How to cancel a never-ending revert

I have an import that failed (context canceled error), and the revert seems to be running forever. I have posted before about how revert takes a long time for a large dataset, but that was on the order of 24 hours, this revert has been running for 9 days.

After a day or two I noticed errors in the logs like so (primary keys obscured)

W210524 15:38:01.962924 186995257 kv/kvclient/kvcoord/dist_sender.go:1514 ⋮ [n1,job=‹659740178040946689›] 2313269  slow range RPC: have been waiting 96.33s (1 attempts) for RPC RevertRange [‹/Table/54/2/"pk1"›,‹/Table/54/2/"pk2"›) to r527949:‹/Table/54/2/"pk3"› [(n20,s115):1, (n16,s94):2, (n13,s76):3, next=4, gen=1293]; resp: ‹(err: <nil>), *roachpb.RevertRangeResponse›

Now, I had increase my range sizes to 4GB max since these are large nodes that will be storing quite a bit of data, and I figured that might be causing these revert range commands to take too long, so I changed that down to 1GB and let it do the splits. That got rid of this error, but still, after several days, the revert continues…

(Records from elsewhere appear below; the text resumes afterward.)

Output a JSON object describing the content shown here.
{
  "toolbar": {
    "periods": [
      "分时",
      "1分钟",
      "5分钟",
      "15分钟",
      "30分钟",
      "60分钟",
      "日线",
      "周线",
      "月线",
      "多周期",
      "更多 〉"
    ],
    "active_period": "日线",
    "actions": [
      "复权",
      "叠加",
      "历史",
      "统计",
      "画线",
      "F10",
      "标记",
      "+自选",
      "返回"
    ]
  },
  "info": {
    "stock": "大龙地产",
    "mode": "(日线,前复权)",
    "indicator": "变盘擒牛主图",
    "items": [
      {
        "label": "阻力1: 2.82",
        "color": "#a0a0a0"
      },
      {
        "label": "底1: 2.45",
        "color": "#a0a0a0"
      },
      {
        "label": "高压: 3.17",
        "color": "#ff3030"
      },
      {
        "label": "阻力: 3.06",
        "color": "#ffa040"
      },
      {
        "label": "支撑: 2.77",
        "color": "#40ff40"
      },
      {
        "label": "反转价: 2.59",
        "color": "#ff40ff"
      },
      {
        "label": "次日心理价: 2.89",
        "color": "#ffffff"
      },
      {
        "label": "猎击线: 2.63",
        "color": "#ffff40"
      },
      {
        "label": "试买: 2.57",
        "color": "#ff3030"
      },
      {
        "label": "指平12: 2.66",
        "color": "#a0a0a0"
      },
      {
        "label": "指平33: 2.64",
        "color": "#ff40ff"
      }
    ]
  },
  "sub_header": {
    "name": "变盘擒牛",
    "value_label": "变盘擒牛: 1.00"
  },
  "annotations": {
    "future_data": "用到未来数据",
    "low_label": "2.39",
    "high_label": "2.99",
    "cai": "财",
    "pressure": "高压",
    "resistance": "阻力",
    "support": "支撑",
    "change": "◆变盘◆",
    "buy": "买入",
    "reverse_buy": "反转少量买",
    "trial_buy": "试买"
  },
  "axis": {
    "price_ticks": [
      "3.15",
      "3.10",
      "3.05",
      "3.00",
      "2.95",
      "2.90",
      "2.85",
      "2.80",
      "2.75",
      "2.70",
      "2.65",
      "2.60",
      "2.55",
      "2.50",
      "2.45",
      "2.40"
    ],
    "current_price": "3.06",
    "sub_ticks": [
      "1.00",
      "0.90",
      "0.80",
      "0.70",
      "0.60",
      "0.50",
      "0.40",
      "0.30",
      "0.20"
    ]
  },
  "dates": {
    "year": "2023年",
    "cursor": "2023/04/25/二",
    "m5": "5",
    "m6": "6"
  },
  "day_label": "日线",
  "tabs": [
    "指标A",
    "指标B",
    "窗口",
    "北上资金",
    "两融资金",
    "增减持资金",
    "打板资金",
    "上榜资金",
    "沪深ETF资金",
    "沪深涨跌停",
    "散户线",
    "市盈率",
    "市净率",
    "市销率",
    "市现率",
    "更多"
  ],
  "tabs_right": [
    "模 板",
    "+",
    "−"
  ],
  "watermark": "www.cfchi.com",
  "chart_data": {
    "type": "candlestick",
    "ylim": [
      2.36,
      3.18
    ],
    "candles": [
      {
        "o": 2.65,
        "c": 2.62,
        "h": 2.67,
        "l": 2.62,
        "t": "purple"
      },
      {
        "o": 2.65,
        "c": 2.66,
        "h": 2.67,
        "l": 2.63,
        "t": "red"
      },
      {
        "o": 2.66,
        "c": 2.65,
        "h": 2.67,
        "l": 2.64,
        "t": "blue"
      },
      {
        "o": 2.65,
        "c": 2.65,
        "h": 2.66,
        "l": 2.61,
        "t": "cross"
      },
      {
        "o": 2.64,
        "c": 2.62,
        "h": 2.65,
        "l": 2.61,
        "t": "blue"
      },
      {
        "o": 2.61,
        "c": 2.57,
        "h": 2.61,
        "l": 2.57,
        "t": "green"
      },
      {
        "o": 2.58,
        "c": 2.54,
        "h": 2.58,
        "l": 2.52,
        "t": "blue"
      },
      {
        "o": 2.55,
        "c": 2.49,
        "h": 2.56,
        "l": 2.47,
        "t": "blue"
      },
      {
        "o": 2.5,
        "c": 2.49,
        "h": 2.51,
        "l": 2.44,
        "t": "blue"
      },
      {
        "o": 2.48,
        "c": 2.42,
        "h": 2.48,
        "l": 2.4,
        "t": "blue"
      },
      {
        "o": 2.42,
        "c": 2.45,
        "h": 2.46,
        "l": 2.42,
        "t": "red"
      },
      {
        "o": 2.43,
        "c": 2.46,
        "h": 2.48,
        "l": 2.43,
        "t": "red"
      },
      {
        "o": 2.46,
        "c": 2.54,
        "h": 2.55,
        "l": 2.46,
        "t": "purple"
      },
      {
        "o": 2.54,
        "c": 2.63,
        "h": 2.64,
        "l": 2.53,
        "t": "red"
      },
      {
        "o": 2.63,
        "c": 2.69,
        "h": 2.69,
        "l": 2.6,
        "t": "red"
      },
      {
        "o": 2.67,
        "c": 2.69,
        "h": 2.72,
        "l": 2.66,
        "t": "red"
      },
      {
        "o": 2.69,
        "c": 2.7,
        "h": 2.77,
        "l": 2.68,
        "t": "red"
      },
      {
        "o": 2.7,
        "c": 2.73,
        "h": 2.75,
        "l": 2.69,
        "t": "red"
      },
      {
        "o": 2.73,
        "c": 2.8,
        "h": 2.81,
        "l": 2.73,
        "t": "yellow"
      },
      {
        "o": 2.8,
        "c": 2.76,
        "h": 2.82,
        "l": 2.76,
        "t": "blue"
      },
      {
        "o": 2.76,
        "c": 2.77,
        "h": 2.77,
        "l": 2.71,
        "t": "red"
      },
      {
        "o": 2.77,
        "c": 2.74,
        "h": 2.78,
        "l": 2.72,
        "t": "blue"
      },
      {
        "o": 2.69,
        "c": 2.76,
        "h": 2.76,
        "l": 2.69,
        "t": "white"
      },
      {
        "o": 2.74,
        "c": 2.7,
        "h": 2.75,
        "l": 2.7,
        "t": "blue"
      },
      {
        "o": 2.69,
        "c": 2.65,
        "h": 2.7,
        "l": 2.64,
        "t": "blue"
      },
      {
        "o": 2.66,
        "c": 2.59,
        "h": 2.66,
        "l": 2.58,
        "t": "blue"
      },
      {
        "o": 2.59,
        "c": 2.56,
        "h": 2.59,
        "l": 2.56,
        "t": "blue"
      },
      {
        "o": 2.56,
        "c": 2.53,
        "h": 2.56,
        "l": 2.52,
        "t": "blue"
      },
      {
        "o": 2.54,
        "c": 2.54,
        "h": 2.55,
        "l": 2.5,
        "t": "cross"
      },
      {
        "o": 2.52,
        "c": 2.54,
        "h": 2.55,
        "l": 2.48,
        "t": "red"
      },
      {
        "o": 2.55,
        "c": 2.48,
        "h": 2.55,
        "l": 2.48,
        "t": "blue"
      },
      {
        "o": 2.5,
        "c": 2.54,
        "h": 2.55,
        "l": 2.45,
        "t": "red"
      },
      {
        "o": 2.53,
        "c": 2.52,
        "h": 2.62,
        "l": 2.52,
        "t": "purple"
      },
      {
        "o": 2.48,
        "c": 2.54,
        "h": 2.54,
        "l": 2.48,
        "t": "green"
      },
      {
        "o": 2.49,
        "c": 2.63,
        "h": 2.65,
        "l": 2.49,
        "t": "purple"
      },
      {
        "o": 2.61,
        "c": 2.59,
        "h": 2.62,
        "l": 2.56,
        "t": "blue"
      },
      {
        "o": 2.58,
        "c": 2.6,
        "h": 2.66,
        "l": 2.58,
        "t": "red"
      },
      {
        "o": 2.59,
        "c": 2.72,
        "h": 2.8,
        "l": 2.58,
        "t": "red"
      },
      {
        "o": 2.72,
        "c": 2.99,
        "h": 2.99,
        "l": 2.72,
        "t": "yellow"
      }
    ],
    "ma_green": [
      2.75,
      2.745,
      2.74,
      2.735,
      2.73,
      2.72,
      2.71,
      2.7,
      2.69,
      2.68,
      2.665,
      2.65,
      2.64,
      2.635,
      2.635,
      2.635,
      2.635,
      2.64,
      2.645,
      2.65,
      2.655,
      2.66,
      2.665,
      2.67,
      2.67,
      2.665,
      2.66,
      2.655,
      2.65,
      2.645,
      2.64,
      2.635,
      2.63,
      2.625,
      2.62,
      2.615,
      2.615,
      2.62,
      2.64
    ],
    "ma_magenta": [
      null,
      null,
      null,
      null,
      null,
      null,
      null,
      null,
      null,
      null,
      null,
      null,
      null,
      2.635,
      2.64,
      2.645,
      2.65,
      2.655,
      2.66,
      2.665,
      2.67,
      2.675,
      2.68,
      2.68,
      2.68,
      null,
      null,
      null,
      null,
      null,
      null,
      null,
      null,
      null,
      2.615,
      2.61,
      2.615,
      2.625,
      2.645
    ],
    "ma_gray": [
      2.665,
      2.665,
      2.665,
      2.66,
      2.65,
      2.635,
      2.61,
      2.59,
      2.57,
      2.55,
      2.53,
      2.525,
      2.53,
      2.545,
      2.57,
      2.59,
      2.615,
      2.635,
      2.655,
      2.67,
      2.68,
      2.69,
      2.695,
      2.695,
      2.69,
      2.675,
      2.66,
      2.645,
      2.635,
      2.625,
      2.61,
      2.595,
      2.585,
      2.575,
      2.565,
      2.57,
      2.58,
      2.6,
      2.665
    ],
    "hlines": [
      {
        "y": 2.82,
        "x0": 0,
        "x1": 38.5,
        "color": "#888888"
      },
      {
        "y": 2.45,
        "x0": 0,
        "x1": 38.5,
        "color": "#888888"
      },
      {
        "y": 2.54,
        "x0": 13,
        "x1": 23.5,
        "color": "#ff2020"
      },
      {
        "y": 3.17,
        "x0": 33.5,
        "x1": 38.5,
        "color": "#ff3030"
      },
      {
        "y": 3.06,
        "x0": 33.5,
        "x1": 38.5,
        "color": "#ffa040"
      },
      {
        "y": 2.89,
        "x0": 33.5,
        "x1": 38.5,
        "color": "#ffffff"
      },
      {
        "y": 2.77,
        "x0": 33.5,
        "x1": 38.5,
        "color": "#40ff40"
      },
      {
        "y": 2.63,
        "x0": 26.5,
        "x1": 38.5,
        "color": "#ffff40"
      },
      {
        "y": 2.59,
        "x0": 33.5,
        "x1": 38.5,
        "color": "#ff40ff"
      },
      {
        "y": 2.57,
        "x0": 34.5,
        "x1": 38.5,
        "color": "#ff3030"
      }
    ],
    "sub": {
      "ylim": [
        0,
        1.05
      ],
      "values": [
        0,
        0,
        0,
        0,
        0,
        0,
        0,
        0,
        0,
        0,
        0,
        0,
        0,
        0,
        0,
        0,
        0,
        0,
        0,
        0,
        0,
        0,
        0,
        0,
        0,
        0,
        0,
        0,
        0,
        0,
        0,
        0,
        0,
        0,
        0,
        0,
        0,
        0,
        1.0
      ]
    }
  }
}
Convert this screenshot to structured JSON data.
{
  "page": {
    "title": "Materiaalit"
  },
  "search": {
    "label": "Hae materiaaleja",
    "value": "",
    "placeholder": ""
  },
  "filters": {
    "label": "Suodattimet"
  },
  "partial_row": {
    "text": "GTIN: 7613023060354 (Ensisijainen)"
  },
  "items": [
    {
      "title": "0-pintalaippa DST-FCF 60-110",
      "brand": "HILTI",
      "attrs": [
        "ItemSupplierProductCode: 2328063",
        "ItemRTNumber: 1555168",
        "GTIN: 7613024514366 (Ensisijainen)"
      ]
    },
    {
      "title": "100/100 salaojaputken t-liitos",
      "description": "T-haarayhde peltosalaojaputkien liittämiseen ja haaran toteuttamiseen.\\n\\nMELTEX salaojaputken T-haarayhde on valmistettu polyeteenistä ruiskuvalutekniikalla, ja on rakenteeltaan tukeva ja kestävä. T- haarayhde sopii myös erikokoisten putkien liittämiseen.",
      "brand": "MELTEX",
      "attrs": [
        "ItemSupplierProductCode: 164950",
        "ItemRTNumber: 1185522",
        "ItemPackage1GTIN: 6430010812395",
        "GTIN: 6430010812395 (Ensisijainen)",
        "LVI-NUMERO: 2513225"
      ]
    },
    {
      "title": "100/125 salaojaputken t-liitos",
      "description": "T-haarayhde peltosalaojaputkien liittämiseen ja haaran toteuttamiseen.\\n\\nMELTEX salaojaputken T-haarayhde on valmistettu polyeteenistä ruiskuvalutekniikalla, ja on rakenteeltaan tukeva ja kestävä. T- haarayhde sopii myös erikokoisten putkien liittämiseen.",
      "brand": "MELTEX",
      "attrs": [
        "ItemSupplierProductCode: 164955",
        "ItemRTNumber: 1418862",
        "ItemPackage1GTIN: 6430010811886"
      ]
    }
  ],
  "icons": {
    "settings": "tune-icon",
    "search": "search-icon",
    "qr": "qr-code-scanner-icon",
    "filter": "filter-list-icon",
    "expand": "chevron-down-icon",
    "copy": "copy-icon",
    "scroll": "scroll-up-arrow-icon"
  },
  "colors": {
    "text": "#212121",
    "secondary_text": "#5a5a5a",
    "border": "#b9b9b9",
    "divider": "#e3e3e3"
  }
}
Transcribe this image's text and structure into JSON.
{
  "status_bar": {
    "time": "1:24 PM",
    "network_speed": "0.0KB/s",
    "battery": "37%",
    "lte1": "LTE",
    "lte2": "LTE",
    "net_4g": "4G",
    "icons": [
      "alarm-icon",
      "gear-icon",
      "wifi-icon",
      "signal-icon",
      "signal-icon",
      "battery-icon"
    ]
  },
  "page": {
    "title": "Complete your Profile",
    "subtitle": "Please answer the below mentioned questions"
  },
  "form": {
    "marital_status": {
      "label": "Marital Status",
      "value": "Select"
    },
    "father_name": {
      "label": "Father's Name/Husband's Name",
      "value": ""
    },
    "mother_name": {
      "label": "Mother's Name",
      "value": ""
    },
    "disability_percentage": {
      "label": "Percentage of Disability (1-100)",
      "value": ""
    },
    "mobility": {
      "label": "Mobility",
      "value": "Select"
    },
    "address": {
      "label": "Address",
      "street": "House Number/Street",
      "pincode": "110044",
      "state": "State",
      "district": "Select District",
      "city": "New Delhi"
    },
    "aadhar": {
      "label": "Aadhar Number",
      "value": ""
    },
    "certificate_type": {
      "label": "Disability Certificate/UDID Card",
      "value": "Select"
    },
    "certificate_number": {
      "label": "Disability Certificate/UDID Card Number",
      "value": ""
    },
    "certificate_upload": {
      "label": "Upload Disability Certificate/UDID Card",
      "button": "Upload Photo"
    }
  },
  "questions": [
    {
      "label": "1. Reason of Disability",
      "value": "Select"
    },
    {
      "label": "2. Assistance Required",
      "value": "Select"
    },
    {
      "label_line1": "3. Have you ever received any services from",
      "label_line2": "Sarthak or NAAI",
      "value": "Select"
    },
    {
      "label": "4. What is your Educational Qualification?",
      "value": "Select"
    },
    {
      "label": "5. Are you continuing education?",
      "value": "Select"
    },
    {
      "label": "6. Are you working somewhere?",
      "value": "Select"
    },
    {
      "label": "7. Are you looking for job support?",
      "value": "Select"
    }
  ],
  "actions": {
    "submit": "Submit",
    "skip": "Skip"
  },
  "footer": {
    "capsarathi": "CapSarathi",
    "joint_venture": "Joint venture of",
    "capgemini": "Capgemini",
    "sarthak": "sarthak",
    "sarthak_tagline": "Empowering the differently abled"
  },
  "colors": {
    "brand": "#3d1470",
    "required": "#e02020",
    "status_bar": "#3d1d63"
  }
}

Now in the logs the only revert-related logging I see is that it seems to be repeatedly trying to do the import:

seu-pid206.pdx.turnitin.io: I210527 18:15:46.322240 407841 sql/revert.go:89 ⋮ [n18,job=‹659740178040946689›] 112575  reverting table ‹mytable› (54) to time 1621407124.604026590,2147483647
seu-pid206.pdx.turnitin.io: I210528 00:53:42.657859 407841 sql/revert.go:89 ⋮ [n18,job=‹659740178040946689›] 118699  reverting table ‹mytable› (54) to time 1621407124.604026590,2147483647
seu-pid206.pdx.turnitin.io: I210528 07:30:22.302704 407841 sql/revert.go:89 ⋮ [n18,job=‹659740178040946689›] 124821  reverting table ‹mytable› (54) to time 1621407124.604026590,2147483647
seu-pid206.pdx.turnitin.io: I210528 14:13:06.184212 407841 sql/revert.go:89 ⋮ [n18,job=‹659740178040946689›] 131030  reverting table ‹mytable› (54) to time 1621407124.604026590,2147483647

I started the import on v21.1.0, and also just tried upgrading to v21.1.1 to see if that helps.

It’d be nice to fix whatever is preventing this thing from finishing, but would also be nice to know if there is a workaround if that can’t happen, like a way to just kill the revert entirely, drop the table, and restore it from backup. (I had issues before so already have been told how to make the table visible to drop it if necessary.)

Start by pausing it. It won’t cancel it but it’ll at least stop retrying until we can work out the problems.

If you can gather stack traces from the nodes while it’s running that’s likely to have some clues. Also, this feels very worthy of a github issue.

Let’s use import: rolling back IMPORT INTO is slow · Issue #62799 · cockroachdb/cockroach · GitHub as the issue. Sorry for the noise.